Shadi Abu Sido, a photojournalist, fainted at his reunion, saying jailers stripped him, forced him to kneel to eat, and threatened his family after destroying his camera.
Nedal Abu Akr emerged after nearly two decades of near-total isolation as if remembering light for the first time.
Akram al-Basyouni, 45, from northern Gaza, spent nearly two years in custody, including at the Sde Teiman military base. He described a regime of systematic torture and death, recalling how fellow prisoners were beaten until they collapsed. When detainees begged guards for help, the reply was chillingly uniform: “Let him die.”
Dozens more — Samer Abu Dyak, Ayman Zahd, Ahmad Abdel-Al, Hussam Rayyan, Mahmoud Issa, Abd Al-Jawad and Mohammad Shamasneh, Mahmoud Al-Arda and others — arrived with infections, broken bones, amputations, electric-shock marks and the hollow stare of starvation. Gaza hospital staff confirmed that many needed urgent surgeries.
Taken together, these accounts do not amount to random cruelty. They reveal Israel’s systematic architecture of humiliation: prolonged shackling, stress positions, enforced nakedness, sleep deprivation, withheld medicines, filthy food, and routine psychological torment.
Survivors describe beatings so severe that ribs were shattered; one returnee alleged burning liquids were poured over skin.
Several reported being told their children had died. For a devastating handful, the psychological torment inflicted by Israeli prison guards was grimly realized: release brought confirmation that their loved ones had indeed been killed by the Israeli military’s genocidal assault on Gaza.
Rights groups and hospitals say the physical evidence seen at crossings aligns with these testimonies.
There is visual and documentary corroboration.

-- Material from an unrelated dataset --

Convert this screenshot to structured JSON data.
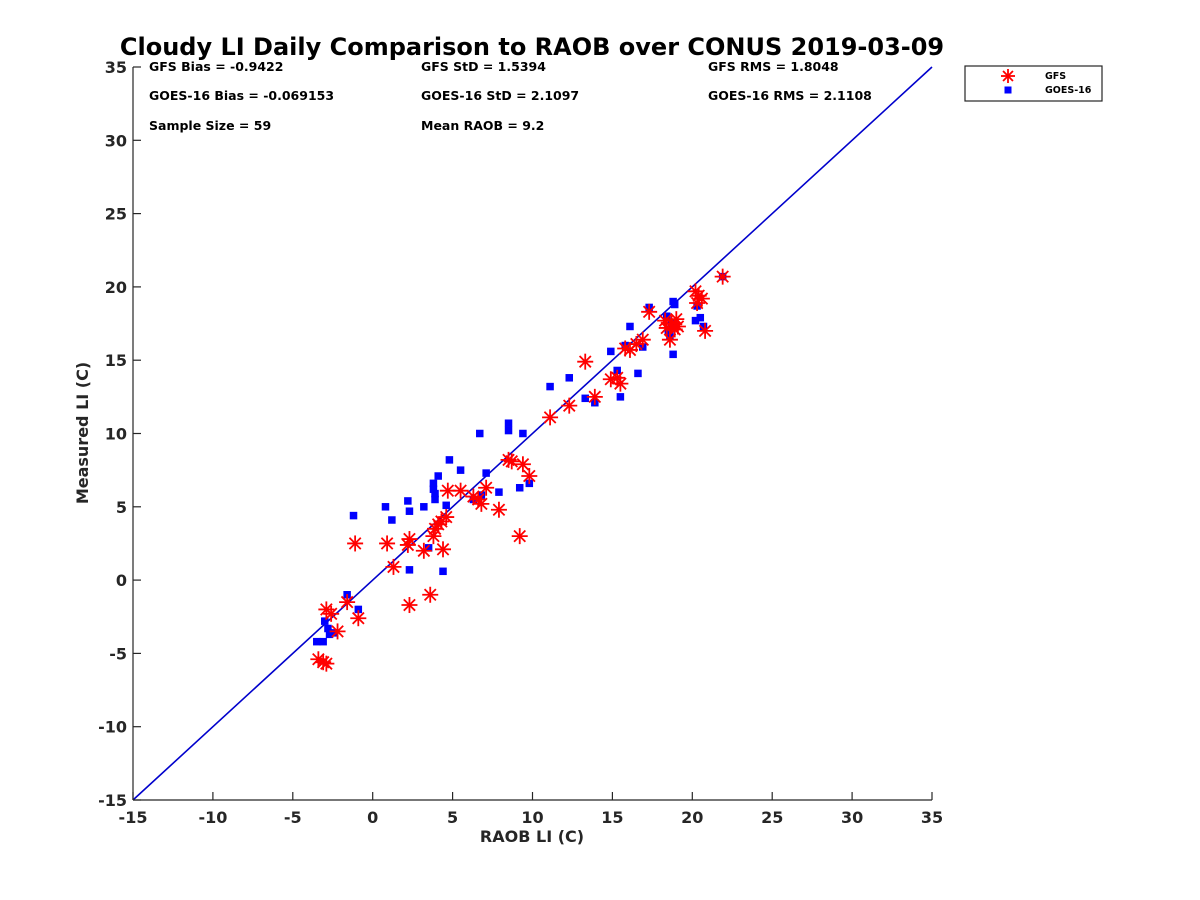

In mid-2024, surveillance footage from the Sde Teiman detention facility circulated widely, showing the sexual assault and severe beating of a Palestinian detainee.
The video triggered outrage and formal probes; several soldiers were arrested and questioned. Yet, as expected, justice was not served: investigations stalled, political leaders defended the accused, and the case dissolved without meaningful accountability.
Human rights organizations, from Israeli monitors to UN offices, have long documented administrative detention without charge, denial of care, and harsh interrogation methods — a record that frames these new testimonies as part of a longer pattern rather than isolated excesses.
The scope is not limited to Palestinians. Dozens of international activists from the Global Sumud flotilla have reported being blindfolded, zip-tied, denied medical care, and subjected to degrading treatment after interception at sea.
Among them is Greta Thunberg, who described five days in Israeli detention marked by beatings while bound, humiliation, and psychological abuse. She recounted guards kicking her whenever an Israeli flag brushed her face, mocking her with obscene slurs such as ‘whore Greta,’ withholding food and clean water, and threatening prisoners with gassing while filming them for propaganda.
The cross-national similarity of methods strengthens the claim that the practices are institutional, not accidental.
Language has not been neutral in this crisis. Western headlines fasten on “hostages” when Israeli soldiers are captured; Palestinians returned from long administrative detention are commonly called “prisoners” or “detainees.”
That choice narrows who is seen as a victim and who is treated as a problem to be managed. The recent exchange freed roughly 2,000 Palestinians, a partial reprieve; credible tallies still place nearly 9,000 Palestinians in Israeli custody, many held without charge.
For those who stepped off buses, survival will be measured in surgeries and the slow labor of reclaiming memories stolen by years behind walls.
For the rest of the world, the obligation is clear: to name what the bodies and voices reveal without euphemism, to pursue independent and transparent investigations, and to heed testimony corroborated by hospitals and human rights documentation.
The returned are no longer silent witnesses; their wounds — visible, named and numerous — demand to be answered.